The Senate leadership, Harry Reid and Chuck Schumer, just paved the way for major spending cuts in this budget year in a conference call with reporters. Saying that “we have to start living within our means to invest in our future,” Reid tried to make a distinction with Republicans only on the idea that Democratic cuts are more responsible and reasonable. This implicitly agrees that spending cuts will be made.
When asked if the new Republican demand for up to $58 billion in cuts from current levels was a nonstarter, Reid only said, “We’re not making statements like that.” He seeks a negotiation with Mitch McConnell, to whom he has reached out, and Republicans to cooperate on a spending deal in the Senate to send to the House.
The implication here is that the Senate will jam the House by coming up with a plan that can pass and sending it over at the last minute before going on vacation. But there’s no real argument on the quantity of cuts, only the quality of them. Sure, Reid had some harsh words for Republican proposals to slash financial aid for college and the COPS program. And he substituted with things like eliminating tax breaks for companies that ship jobs overseas and subsidies to Big Oil.
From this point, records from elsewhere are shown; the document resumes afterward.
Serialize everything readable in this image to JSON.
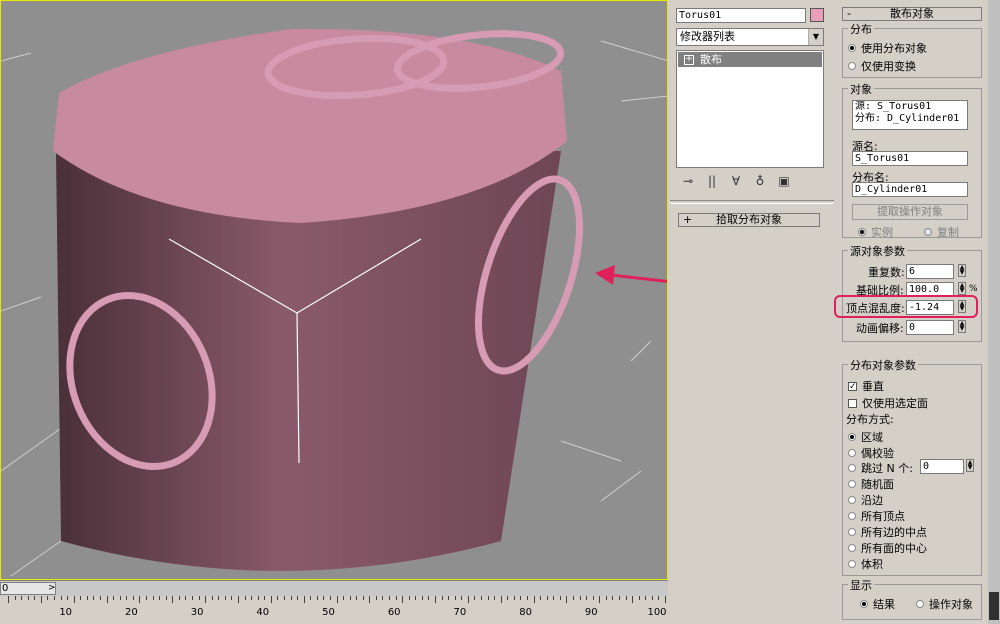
{
  "colors": {
    "viewport_bg": "#8f8f8f",
    "cylinder_top": "#c78a9e",
    "cylinder_side": "#8a5a6a",
    "torus": "#d79bb4",
    "highlight": "#e0205a",
    "active_border": "#e8e800"
  },
  "timeline": {
    "slider_value": "0",
    "ruler_labels": [
      "10",
      "20",
      "30",
      "40",
      "50",
      "60",
      "70",
      "80",
      "90",
      "100"
    ]
  },
  "modify_panel": {
    "object_name": "Torus01",
    "modifier_list": "修改器列表",
    "stack_item": "散布",
    "pick_rollout": "拾取分布对象"
  },
  "scatter": {
    "rollout_title": "散布对象",
    "distribution": {
      "title": "分布",
      "use_distribution_object": "使用分布对象",
      "use_transform_only": "仅使用变换"
    },
    "objects": {
      "title": "对象",
      "source_line": "源: S_Torus01",
      "dist_line": "分布: D_Cylinder01",
      "source_name_label": "源名:",
      "source_name_value": "S_Torus01",
      "dist_name_label": "分布名:",
      "dist_name_value": "D_Cylinder01",
      "extract_button": "提取操作对象",
      "instance": "实例",
      "copy": "复制"
    },
    "source_params": {
      "title": "源对象参数",
      "duplicates_label": "重复数:",
      "duplicates_value": "6",
      "base_scale_label": "基础比例:",
      "base_scale_value": "100.0",
      "percent": "%",
      "vertex_chaos_label": "顶点混乱度:",
      "vertex_chaos_value": "-1.24",
      "anim_offset_label": "动画偏移:",
      "anim_offset_value": "0"
    },
    "dist_params": {
      "title": "分布对象参数",
      "perpendicular": "垂直",
      "use_selected_faces": "仅使用选定面",
      "method_label": "分布方式:",
      "area": "区域",
      "even": "偶校验",
      "skip_n": "跳过 N 个:",
      "skip_n_value": "0",
      "random_faces": "随机面",
      "along_edges": "沿边",
      "all_vertices": "所有顶点",
      "all_edge_midpoints": "所有边的中点",
      "all_face_centers": "所有面的中心",
      "volume": "体积"
    },
    "display": {
      "title": "显示",
      "result": "结果",
      "operands": "操作对象"
    }
  }
}
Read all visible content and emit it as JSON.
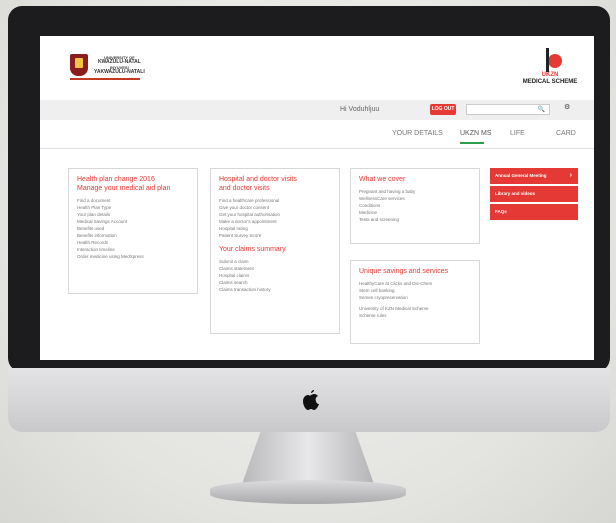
{
  "header": {
    "uni_line1": "UNIVERSITY OF",
    "uni_line2": "KWAZULU-NATAL",
    "uni_line3": "INYUVESI",
    "uni_line4": "YAKWAZULU-NATALI",
    "med_line1": "UKZN",
    "med_line2": "MEDICAL SCHEME"
  },
  "topbar": {
    "greeting": "Hi Voduhljuu",
    "logout_label": "LOG OUT",
    "search_placeholder": ""
  },
  "nav": {
    "items": [
      "YOUR DETAILS",
      "UKZN MS",
      "LIFE",
      "CARD"
    ]
  },
  "cards": {
    "plan": {
      "title1": "Health plan change 2016",
      "title2": "Manage your medical aid plan",
      "items": [
        "Find a document",
        "Health Plan Type",
        "Your plan details",
        "Medical Savings Account",
        "Benefits used",
        "Benefits information",
        "Health Records",
        "Interaction timeline",
        "Order medicine using MedXpress"
      ]
    },
    "hospital": {
      "title1": "Hospital and doctor visits",
      "title2": "and doctor visits",
      "items": [
        "Find a healthcare professional",
        "Give your doctor consent",
        "Get your hospital authorisation",
        "Make a doctor's appointment",
        "Hospital rating",
        "Patient Survey Score"
      ],
      "sub_title": "Your claims summary",
      "sub_items": [
        "Submit a claim",
        "Claims statement",
        "Hospital claims",
        "Claims search",
        "Claims transaction history"
      ]
    },
    "cover": {
      "title": "What we cover",
      "items": [
        "Pregnant and having a baby",
        "WellnessCare services",
        "Conditions",
        "Medicine",
        "Tests and screening"
      ]
    },
    "savings": {
      "title": "Unique savings and services",
      "items": [
        "HealthyCare at Clicks and Dis-Chem",
        "Stem cell banking",
        "Semen cryopreservation"
      ],
      "items2": [
        "University of KZN Medical Scheme",
        "Scheme rules"
      ]
    }
  },
  "buttons": [
    "Annual General Meeting",
    "Library and videos",
    "FAQs"
  ]
}
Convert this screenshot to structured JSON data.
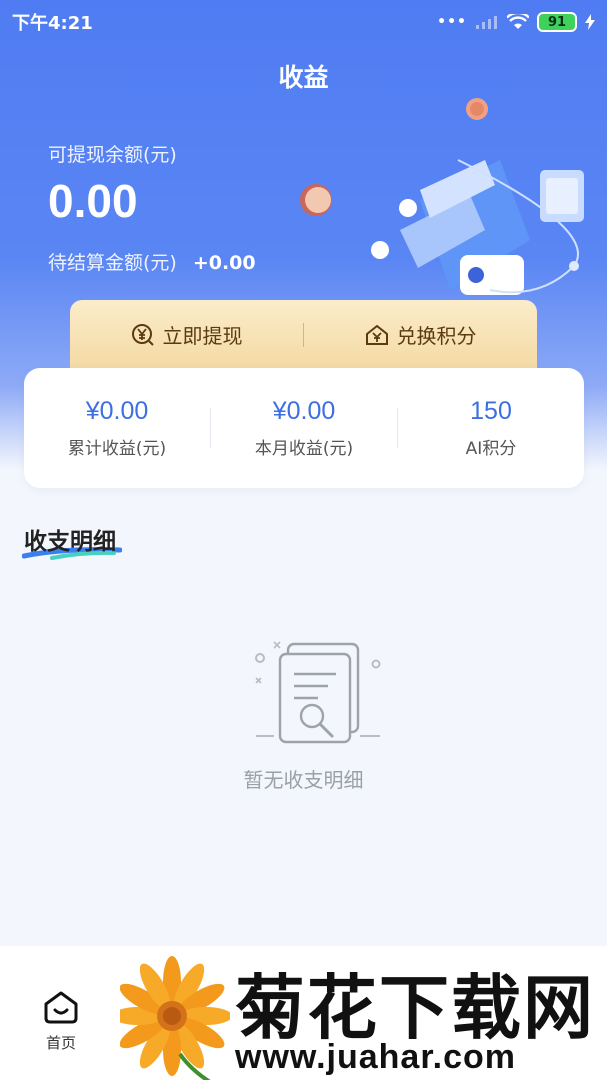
{
  "status_bar": {
    "time": "下午4:21",
    "signal_dots": "•••",
    "battery": "91"
  },
  "header": {
    "title": "收益"
  },
  "balance": {
    "label": "可提现余额(元)",
    "value": "0.00",
    "pending_label": "待结算金额(元)",
    "pending_value": "+0.00"
  },
  "actions": {
    "withdraw_label": "立即提现",
    "exchange_label": "兑换积分"
  },
  "stats": [
    {
      "value": "¥0.00",
      "label": "累计收益(元)"
    },
    {
      "value": "¥0.00",
      "label": "本月收益(元)"
    },
    {
      "value": "150",
      "label": "AI积分"
    }
  ],
  "details": {
    "title": "收支明细",
    "empty_text": "暂无收支明细"
  },
  "nav": {
    "home_label": "首页"
  },
  "watermark": {
    "title": "菊花下载网",
    "url": "www.juahar.com"
  },
  "colors": {
    "hero_blue": "#4f7cf2",
    "stat_blue": "#3d6fe3",
    "gold_bar": "#f4d9a3"
  }
}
But ultimately, his message was that everyone agrees on budget cuts, it’s just a matter of where.
If anything, Schumer was more direct on this point. “We’re willing to negotiate with House republicans on common sense cuts to reduce the deficit,” he said, “but House Republicans are too bust negotiating with each other!” He said that the infighting threatens a government shutdown. “We have to come together on an agreement or we won’t get any cuts at all!”
The ship has sailed, then, on cuts, perhaps major cuts. In fact, Schumer said the Democratic Senate caucus was “united that we have to make serious cuts,” calling up the “cut and invest” language familiar from the DLC era in the 1990s. And Schumer further acknowledged that both sides won’t get everything they want. In other words, some of the cuts you saw Republicans make will take effect. Schumer also didn’t foreclose on the option of $58 billion in cuts. “It’s not that number, it’s what they’ll have to cut to meet that number.”
Reid set up a model for what the Senate might pass: McCaskill-Sessions, which got 59 votes last year. “We’ll take a look at that. It can get 60 votes this year with the changes in the Senate.” McCaskill-Sessions was a five-year discretionary spending cap, basically the same as what the President has called for, only it adds defense along with non-defense spending. This now represents the LEFT flank in negotiations.
Schumer described the House Republican bickering as a “race to the bottom with no end in sight,” but they’re certainly getting a lot of help. What I got out of it is that Democrats are itching to cut, they want to compromise, they want to use a scalpel instead of a meat axe, to borrow Schumer’s phrase, but they want to cut.
UPDATE: I did enjoy this from Reid, from the Senate floor:
“So we need to think about what we’re cutting, and make sure those cuts aren’t counterproductive. We need to pay attention to the quality of these cuts, not just the quantity.
“After all, you can lose a lot of weight by cutting off your arms and legs. But no doctor would recommend it.”
But I don’t see a heck of a lot of oomph behind it. We’re in for cuts, the second half of the tax cut deal.